Nanami is a complicated case. She is making tea, tamely playing a female role, no longer rebelliously seeking power. Tea stands for friendship (though it is usually subverted, for example by Akio), but Nanami makes it with a kappa hot water dispenser like Wakaba’s. A kappa is a water monster, so I have the idea that Nanami has made peace with her self-perceived monstrousness. But it is still a monster, and it lives in the water of illusions. It subverts the meaning of tea here, just as it does in episode 20 with Wakaba and Saionji—they are not real friends. Nanami is behaving as she did in the cowbell episode, at a low point in her story. Her inability to escape Akio’s influence was foreshadowed in episode 16, when she went from cowbell to nose ring.
Her coronet hairdo looks looser, not as tight and controlled as before (though it might be in the normal range of variation). I think it is no longer a queen’s crown (see Nanami’s character design). She has presumably lost her minions, who left her. Has Nanami lost ground because she dropped her rebellion and accepted the system? Or has she gained, because her rebellion was harmful?

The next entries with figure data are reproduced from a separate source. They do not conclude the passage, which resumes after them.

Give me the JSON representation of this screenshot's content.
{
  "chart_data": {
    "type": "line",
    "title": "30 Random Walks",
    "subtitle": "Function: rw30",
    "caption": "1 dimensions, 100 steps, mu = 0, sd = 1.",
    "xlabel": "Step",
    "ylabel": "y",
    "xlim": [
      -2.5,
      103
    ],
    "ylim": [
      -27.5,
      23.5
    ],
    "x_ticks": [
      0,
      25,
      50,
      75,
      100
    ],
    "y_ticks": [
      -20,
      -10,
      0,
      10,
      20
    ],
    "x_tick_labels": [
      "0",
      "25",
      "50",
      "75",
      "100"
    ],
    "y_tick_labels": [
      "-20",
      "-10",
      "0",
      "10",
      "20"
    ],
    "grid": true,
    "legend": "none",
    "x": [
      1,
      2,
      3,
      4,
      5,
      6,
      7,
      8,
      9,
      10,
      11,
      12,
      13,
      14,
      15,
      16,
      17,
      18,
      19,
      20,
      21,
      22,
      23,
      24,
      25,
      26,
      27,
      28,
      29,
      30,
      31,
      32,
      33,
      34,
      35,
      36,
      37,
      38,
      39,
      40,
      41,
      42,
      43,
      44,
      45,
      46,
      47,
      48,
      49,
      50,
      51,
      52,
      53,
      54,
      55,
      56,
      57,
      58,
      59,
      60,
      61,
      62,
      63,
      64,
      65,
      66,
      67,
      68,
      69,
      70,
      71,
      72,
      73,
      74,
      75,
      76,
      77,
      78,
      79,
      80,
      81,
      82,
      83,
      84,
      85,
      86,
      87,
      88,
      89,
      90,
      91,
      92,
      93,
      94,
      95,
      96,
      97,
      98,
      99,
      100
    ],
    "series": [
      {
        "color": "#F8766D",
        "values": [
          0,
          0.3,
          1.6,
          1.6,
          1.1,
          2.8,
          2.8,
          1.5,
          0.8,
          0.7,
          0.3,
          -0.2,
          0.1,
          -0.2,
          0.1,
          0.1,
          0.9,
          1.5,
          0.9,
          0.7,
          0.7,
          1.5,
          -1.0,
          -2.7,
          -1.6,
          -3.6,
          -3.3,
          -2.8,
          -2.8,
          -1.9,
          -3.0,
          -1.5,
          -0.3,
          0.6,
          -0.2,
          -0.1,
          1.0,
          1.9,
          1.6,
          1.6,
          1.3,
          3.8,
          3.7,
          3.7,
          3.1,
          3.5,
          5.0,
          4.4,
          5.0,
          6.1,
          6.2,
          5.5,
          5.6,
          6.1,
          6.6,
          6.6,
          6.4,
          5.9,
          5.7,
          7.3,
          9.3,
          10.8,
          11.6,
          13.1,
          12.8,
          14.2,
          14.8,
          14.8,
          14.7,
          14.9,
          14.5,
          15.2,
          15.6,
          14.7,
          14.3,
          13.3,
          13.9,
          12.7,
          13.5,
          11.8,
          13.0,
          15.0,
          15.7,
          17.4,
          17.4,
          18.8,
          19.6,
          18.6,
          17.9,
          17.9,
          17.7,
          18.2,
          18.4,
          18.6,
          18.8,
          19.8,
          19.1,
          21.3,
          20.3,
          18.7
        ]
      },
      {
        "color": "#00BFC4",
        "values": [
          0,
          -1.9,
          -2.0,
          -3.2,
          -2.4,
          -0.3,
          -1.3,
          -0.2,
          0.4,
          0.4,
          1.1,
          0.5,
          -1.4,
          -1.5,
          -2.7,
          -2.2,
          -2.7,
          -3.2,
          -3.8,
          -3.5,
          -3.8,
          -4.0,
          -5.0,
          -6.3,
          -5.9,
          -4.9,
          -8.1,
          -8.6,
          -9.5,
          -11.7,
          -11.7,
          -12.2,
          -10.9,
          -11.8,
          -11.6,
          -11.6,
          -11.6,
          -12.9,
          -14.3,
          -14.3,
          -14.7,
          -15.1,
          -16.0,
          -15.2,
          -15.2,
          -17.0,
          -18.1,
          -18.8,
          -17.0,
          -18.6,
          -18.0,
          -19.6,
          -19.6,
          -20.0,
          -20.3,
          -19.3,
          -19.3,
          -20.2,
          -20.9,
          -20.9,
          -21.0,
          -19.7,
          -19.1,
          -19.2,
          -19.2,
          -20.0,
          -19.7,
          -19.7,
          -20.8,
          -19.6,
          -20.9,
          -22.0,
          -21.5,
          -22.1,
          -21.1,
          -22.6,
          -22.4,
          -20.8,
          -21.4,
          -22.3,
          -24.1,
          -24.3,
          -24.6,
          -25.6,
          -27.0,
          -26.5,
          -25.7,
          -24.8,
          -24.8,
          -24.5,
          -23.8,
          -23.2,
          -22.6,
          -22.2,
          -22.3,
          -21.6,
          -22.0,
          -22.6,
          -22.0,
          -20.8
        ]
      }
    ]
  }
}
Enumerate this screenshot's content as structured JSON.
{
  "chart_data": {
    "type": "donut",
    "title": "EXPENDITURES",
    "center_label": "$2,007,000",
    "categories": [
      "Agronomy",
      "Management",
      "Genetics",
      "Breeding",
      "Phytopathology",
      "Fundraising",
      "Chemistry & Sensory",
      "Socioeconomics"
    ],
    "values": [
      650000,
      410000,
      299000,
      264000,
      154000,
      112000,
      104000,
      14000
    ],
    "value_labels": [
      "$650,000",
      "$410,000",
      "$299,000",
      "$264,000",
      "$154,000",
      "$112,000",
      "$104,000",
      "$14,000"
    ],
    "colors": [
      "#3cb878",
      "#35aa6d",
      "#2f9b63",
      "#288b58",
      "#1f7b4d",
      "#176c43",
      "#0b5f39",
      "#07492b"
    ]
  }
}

From the second Student Council interlude of the final showdown, I conclude that she is coping with her failed rebellion by refusing to face reality. She has not found a new way to rebel, but she may yet.
Nanami’s minions. We’re not given new information about the minions, but if Nanami has given up on seeking power then they were presumably successful in getting free of her. Nanami learned that Akio’s control is bad, and her minions learned that Nanami’s control is bad. Maybe someday they’ll learn about Touga. The nerd trio Suzuki, Yamada, Tanaka has given up on chasing Nanami, who looks down on them. They chase the ex-minions instead. The ordinary boys should realistically have a chance to couple up with ordinary girls, and I have to count it as progress. But it’s not much progress. The minions may be ordinary, but they want Touga who is special.
Mostly unfinished.
Anthy walking away. After Anthy leaves the academy, the ending credits show her walking away. The scenery is shown as backdrops with Anthy’s shadow falling on them, not as real places that she walks through: They are metaphors for where she is going, not a literal depiction. The technique is the same as in the original prince story in episode 1, and reminds me of the Swiss landscape in episode 16. The backdrops are sky at first, then bare trees, then a path through the countryside. The bare trees and the path were backgrounds in the prince story. She is symbolically following the path that the prince followed, seeking her own prince, who is no longer Dios but Utena.
Anthy carries her suitcase at her side in one hand. She has dropped the Academy’s stylized (as in Takarazuka) “female” posture of holding her hands together in front of her. That’s how she habitually carried her school briefcase.
Anthy’s hair is no longer rolled up tightly, but free for her new freedom. But seeking her prince implies that she still lives in the storybook world. On the other hand, nothing says that she won’t find the real world at the end of her journey.